Wednesday, December 30, 2009

Hibiscus arnottianus ssp. arnottianus

Hibiscus arnottianus | White Rosemallow, Kokio Ke'oke'o

Hibiscus arnottianus is one of the hibiscus species native to the Hawaiian Islands. It was used in the development of many of the Hibiscus rosa-sinensis varieties found today, and has produced many horticultural cultivars. It is also used as an understock when grafting hybrids, mainly because it is long-lived, hardy, and resistant to root-rot. A small tree or tall shrub, usually with dense foliage, the flowers have a wonderful fragrance. The blooms last for two days and are produced freely on short spurs from older wood. For this reason Hibiscus arnottianus is best left unpruned; however severe pruning (about halfway) in spring every four to five years is recommended to keep the plant healthy and in a nice form. An open sunny situation is best, with rich well-drained soil. Liberal water and fertilizer should be applied during the summer and fall flowering season.

Three subspecies of Hibiscus arnottianus are recognized:
ssp. arnottianus (photo above) is from O'ahu and has smooth leaves 4-10cm long. It grows at elevations of 390 to 2500 feet in the Wai'anae and eastern Ko'olau mountains of O'ahu.
ssp. immaculatus is native to Moloka'i and has a white staminal column and leaves with rounded teeth. The leaves are 4-10cm long and often have red veins and stems. The faintly fragrant flowers have white petals 8-11cm long. The flowers may be slightly pink or may age to pale pink. Hibiscus arnottianus ssp. immaculatus is found in only in four populations on Moloka'i. It is the rarest of all and is listed as an endangered species.
ssp. punaluuensis, the Punaluu Rosemallow is also native to O'ahu. This is the most common of the three subspecies. Its a robust plant with leaves up to 25cm long and comes from the Ko'olau Mountains at elevations of 650 to 2200 feet.

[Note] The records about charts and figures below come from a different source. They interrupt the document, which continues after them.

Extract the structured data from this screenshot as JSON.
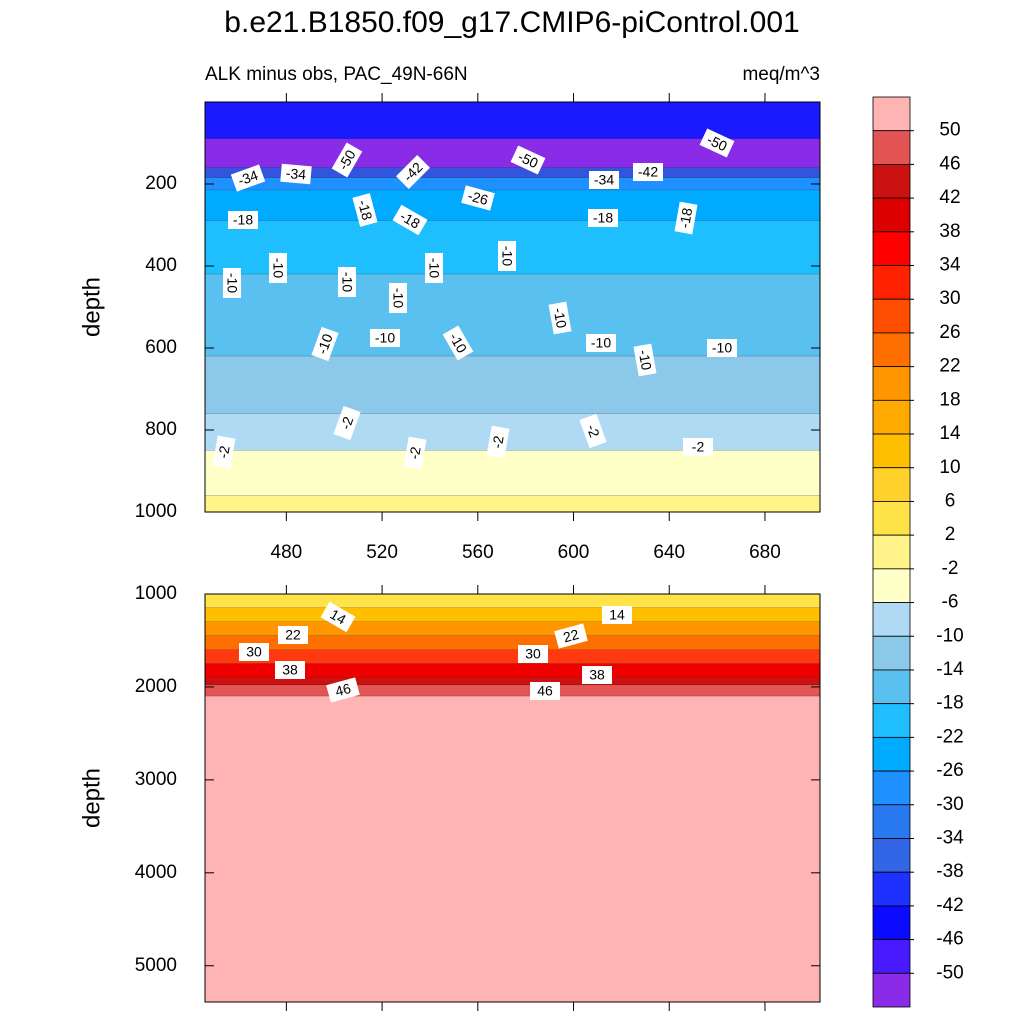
{
  "title": "b.e21.B1850.f09_g17.CMIP6-piControl.001",
  "chart_data": [
    {
      "type": "contour",
      "subtitle_left": "ALK minus obs, PAC_49N-66N",
      "subtitle_right": "meq/m^3",
      "ylabel": "depth",
      "xlim": [
        446,
        703
      ],
      "xticks": [
        480,
        520,
        560,
        600,
        640,
        680
      ],
      "x_tick_labels": true,
      "ylim": [
        1000,
        0
      ],
      "yticks": [
        200,
        400,
        600,
        800,
        1000
      ],
      "bands": [
        {
          "top": 0,
          "bottom": 90,
          "color": "#1a1aff"
        },
        {
          "top": 90,
          "bottom": 160,
          "color": "#8a2be8"
        },
        {
          "top": 160,
          "bottom": 185,
          "color": "#3355dd"
        },
        {
          "top": 185,
          "bottom": 215,
          "color": "#1e90ff"
        },
        {
          "top": 215,
          "bottom": 290,
          "color": "#00aaff"
        },
        {
          "top": 290,
          "bottom": 420,
          "color": "#1ebeff"
        },
        {
          "top": 420,
          "bottom": 620,
          "color": "#5ac0f0"
        },
        {
          "top": 620,
          "bottom": 760,
          "color": "#8cc8ea"
        },
        {
          "top": 760,
          "bottom": 850,
          "color": "#b0daf4"
        },
        {
          "top": 850,
          "bottom": 960,
          "color": "#ffffc8"
        },
        {
          "top": 960,
          "bottom": 1000,
          "color": "#fff38a"
        }
      ],
      "contour_labels": [
        -34,
        -34,
        -50,
        -42,
        -50,
        -34,
        -42,
        -50,
        -18,
        -18,
        -18,
        -26,
        -18,
        -18,
        -10,
        -10,
        -10,
        -10,
        -10,
        -10,
        -10,
        -10,
        -10,
        -10,
        -10,
        -10,
        -10,
        -2,
        -2,
        -2,
        -2,
        -2,
        -2
      ]
    },
    {
      "type": "contour",
      "ylabel": "depth",
      "xlim": [
        446,
        703
      ],
      "xticks": [
        480,
        520,
        560,
        600,
        640,
        680
      ],
      "x_tick_labels": false,
      "ylim": [
        5390,
        1000
      ],
      "yticks": [
        1000,
        2000,
        3000,
        4000,
        5000
      ],
      "bands": [
        {
          "top": 1000,
          "bottom": 1150,
          "color": "#ffe347"
        },
        {
          "top": 1150,
          "bottom": 1300,
          "color": "#ffbe00"
        },
        {
          "top": 1300,
          "bottom": 1450,
          "color": "#ff9600"
        },
        {
          "top": 1450,
          "bottom": 1600,
          "color": "#ff6f00"
        },
        {
          "top": 1600,
          "bottom": 1750,
          "color": "#ff3a10"
        },
        {
          "top": 1750,
          "bottom": 1900,
          "color": "#ee0000"
        },
        {
          "top": 1900,
          "bottom": 1980,
          "color": "#cc1111"
        },
        {
          "top": 1980,
          "bottom": 2100,
          "color": "#e35454"
        },
        {
          "top": 2100,
          "bottom": 5390,
          "color": "#ffb4b4"
        }
      ],
      "contour_labels": [
        14,
        22,
        30,
        38,
        46,
        14,
        22,
        30,
        38,
        46
      ]
    }
  ],
  "colorbar": {
    "levels": [
      50,
      46,
      42,
      38,
      34,
      30,
      26,
      22,
      18,
      14,
      10,
      6,
      2,
      -2,
      -6,
      -10,
      -14,
      -18,
      -22,
      -26,
      -30,
      -34,
      -38,
      -42,
      -46,
      -50
    ],
    "colors": [
      "#ffb4b4",
      "#e35454",
      "#cc1111",
      "#dd0000",
      "#ff0000",
      "#ff2200",
      "#ff4d00",
      "#ff6f00",
      "#ff9600",
      "#ffaa00",
      "#ffbe00",
      "#ffd12a",
      "#ffe347",
      "#fff38a",
      "#ffffc8",
      "#b0daf4",
      "#8cc8ea",
      "#5ac0f0",
      "#1ebeff",
      "#00aaff",
      "#1e90ff",
      "#2878f0",
      "#3366e6",
      "#1e32ff",
      "#0a0aff",
      "#4a1aff",
      "#8a2be8"
    ]
  }
}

Historical Reference: But neither the delicate kokio- keokeo (Hibiscus Arnottianus), which is the subject of so many songs and legends, and which, with its white petals and rich pink stamens, used to drape the sides of rocky ravines, nor the red variety with which girls used to adorn their hair, ever had any struggle for existence till the goats came, who have made them both very nearly things of the past.